Our study focused on the association between RDW and MS among an elderly population in different sexes. The incidence of MS in these post-menopausal women was higher than in men. With the rise of RDW quartiles, the incidence of MS decreased. The risk of MS was lower at the higher quartiles of RDW in males. In females, there was no significant correlation between RDW and the risk of MS risk. Wang et al. [17] confirmed that the prevalence of MS in young men was significantly higher than that in women, and women had higher MS prevalence than men after menopause period. This finding was consistent with our research.
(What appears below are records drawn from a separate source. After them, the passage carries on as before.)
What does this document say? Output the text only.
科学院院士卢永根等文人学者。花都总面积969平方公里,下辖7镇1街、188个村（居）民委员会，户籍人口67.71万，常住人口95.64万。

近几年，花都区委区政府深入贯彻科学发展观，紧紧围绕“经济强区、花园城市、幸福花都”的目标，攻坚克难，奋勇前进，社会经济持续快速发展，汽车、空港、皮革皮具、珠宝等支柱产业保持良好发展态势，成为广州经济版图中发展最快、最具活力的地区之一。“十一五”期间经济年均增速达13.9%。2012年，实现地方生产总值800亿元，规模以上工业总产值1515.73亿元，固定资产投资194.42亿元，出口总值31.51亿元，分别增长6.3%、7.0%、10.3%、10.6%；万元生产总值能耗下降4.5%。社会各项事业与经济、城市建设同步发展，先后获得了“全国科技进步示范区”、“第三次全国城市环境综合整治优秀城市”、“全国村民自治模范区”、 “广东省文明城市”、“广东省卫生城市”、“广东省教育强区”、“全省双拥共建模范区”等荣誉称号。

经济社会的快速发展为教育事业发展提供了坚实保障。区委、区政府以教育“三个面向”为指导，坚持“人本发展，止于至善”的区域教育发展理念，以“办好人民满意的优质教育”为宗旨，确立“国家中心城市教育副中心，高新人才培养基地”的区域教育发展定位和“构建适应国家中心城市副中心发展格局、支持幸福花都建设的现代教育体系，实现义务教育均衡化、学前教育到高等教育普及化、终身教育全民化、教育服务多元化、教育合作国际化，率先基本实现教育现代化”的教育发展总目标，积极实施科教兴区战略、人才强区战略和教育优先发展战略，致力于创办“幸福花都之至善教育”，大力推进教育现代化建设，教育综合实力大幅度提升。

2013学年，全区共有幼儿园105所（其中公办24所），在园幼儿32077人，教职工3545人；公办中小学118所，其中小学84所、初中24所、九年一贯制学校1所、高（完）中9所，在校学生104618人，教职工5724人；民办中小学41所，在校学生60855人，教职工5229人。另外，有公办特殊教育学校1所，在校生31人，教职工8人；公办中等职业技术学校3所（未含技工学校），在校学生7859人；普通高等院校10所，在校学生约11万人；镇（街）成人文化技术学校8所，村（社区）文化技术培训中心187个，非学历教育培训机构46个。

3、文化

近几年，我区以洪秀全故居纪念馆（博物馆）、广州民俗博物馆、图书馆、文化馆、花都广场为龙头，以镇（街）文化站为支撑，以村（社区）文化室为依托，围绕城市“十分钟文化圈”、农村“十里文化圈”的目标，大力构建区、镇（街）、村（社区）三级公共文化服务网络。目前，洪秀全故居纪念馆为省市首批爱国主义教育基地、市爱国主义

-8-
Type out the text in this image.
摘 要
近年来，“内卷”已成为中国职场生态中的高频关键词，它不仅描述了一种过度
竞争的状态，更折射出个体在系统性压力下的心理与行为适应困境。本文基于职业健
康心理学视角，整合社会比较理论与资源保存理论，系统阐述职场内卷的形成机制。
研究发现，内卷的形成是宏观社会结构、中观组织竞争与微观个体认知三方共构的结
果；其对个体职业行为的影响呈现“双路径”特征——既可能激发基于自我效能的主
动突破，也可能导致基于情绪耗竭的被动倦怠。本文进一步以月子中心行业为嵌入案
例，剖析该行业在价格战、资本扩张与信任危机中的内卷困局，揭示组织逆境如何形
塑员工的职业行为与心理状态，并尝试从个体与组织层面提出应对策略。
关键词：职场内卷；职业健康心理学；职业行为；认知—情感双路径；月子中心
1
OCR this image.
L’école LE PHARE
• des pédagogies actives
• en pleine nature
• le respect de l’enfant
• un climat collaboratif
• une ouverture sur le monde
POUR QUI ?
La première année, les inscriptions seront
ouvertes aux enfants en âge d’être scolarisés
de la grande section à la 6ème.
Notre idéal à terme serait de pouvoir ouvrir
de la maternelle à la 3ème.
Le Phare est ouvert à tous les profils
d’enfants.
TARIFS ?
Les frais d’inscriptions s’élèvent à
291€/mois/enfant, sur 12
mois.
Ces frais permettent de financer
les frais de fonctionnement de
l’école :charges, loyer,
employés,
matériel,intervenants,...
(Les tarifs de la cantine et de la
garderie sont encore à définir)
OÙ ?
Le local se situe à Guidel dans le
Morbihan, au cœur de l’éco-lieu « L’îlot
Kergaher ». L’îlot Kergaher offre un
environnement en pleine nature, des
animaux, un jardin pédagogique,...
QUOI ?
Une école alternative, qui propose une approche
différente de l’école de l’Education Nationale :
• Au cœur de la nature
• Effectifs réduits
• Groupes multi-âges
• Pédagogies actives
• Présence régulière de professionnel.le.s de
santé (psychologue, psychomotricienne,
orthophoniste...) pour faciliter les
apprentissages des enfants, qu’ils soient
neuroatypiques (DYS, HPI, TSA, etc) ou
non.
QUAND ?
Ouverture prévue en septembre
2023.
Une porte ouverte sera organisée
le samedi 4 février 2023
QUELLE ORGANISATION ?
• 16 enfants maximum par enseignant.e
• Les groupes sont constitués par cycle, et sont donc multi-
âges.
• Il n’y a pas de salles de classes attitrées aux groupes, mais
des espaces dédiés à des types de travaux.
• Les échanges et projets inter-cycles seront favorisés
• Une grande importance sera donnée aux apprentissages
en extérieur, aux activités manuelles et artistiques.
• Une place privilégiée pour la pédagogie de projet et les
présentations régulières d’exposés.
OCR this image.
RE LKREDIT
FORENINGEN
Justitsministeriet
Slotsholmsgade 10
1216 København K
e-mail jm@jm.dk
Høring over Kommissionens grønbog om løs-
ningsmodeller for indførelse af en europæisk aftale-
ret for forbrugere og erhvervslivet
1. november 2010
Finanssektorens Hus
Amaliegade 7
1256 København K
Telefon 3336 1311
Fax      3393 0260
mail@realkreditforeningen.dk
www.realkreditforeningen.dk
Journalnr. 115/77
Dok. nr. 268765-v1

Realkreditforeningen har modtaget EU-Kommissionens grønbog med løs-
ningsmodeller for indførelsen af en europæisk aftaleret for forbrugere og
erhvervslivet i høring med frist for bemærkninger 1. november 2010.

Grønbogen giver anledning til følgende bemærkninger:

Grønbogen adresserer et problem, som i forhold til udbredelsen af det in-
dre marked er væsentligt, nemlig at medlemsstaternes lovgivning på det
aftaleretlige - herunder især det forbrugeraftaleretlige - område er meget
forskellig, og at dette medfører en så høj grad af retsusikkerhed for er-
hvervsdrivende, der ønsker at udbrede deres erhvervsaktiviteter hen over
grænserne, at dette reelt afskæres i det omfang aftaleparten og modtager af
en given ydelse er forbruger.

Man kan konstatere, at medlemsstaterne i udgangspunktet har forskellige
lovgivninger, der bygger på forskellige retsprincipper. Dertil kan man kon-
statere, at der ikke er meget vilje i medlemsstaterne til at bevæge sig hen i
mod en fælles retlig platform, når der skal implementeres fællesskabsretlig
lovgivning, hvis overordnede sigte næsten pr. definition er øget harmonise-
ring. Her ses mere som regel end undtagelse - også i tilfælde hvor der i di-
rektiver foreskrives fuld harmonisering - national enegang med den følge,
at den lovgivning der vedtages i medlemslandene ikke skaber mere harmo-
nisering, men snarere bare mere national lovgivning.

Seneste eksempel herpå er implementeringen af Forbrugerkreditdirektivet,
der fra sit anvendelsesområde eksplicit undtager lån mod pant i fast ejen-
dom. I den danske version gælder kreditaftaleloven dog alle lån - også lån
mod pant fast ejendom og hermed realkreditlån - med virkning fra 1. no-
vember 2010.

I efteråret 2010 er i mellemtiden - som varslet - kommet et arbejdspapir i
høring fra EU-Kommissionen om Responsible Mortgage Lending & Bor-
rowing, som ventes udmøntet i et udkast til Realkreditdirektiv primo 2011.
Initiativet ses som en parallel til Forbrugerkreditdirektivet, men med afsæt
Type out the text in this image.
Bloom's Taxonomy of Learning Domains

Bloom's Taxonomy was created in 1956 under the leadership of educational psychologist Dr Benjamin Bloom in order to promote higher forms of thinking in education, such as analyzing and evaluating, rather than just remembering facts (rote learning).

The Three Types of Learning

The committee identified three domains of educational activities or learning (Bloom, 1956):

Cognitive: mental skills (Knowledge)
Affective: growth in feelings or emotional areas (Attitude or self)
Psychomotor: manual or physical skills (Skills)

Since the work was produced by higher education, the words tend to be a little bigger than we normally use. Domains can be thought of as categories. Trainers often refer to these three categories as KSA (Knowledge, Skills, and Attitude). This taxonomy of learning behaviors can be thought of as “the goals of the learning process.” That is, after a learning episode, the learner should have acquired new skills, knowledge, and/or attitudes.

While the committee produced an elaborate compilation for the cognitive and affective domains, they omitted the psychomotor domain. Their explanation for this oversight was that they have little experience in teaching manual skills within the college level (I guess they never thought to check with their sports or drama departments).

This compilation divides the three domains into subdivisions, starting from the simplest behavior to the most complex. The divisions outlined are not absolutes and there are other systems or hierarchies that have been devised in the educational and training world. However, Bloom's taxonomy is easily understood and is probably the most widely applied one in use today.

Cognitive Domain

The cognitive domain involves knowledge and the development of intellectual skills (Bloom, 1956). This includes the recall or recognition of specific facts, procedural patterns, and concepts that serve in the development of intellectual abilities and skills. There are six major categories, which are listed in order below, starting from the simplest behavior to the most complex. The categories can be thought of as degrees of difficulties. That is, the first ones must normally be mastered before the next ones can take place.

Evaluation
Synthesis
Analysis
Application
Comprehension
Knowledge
Several limitations of our research should be noted. First, as a cross-sectional survey, we could not determine causality. Therefore, it is necessary to carry out a study with prospective nature in the future. Second, the blood parameters were checked only once, no repeated measurements were performed. Third, due to the large sample size, greater heterogeneity of the population could affect the results we got. Fourth, while the exclusion criteria were strictly used to eliminate diseases that may affect parameters of this research, the health status of some seemingly healthy participants might not be known, which could be an interfering factor leading to an error. Fifth, serum levels of other factors (iron, vitamin B12, folic acid, Hemoglobin A1C), respiratory condition and inflammatory markers, were not measured in this study, which could affect RDW. Fifth, as a single-center study, extra caution need to be made on its generalizability.

Conclusion

We found the incidence of MS in males is higher than that in females. There were significant correlations between multiple factors in the diagnostic criteria for MS and RDW in different genders. RDW demonstrated positive correlations with SBP, HDL, negative correlations with TG and FG. The risk of MS was lower at the highest quartile of RDW in males. There was no significant statistical significance in females. At present, the incidence of MS in the elderly is increasing year by year. But the relationship between RDW and MS has not been confirmed through relevant research about the elderly Asian. Further investigations are needed to determine whether the relationship becomes apparent.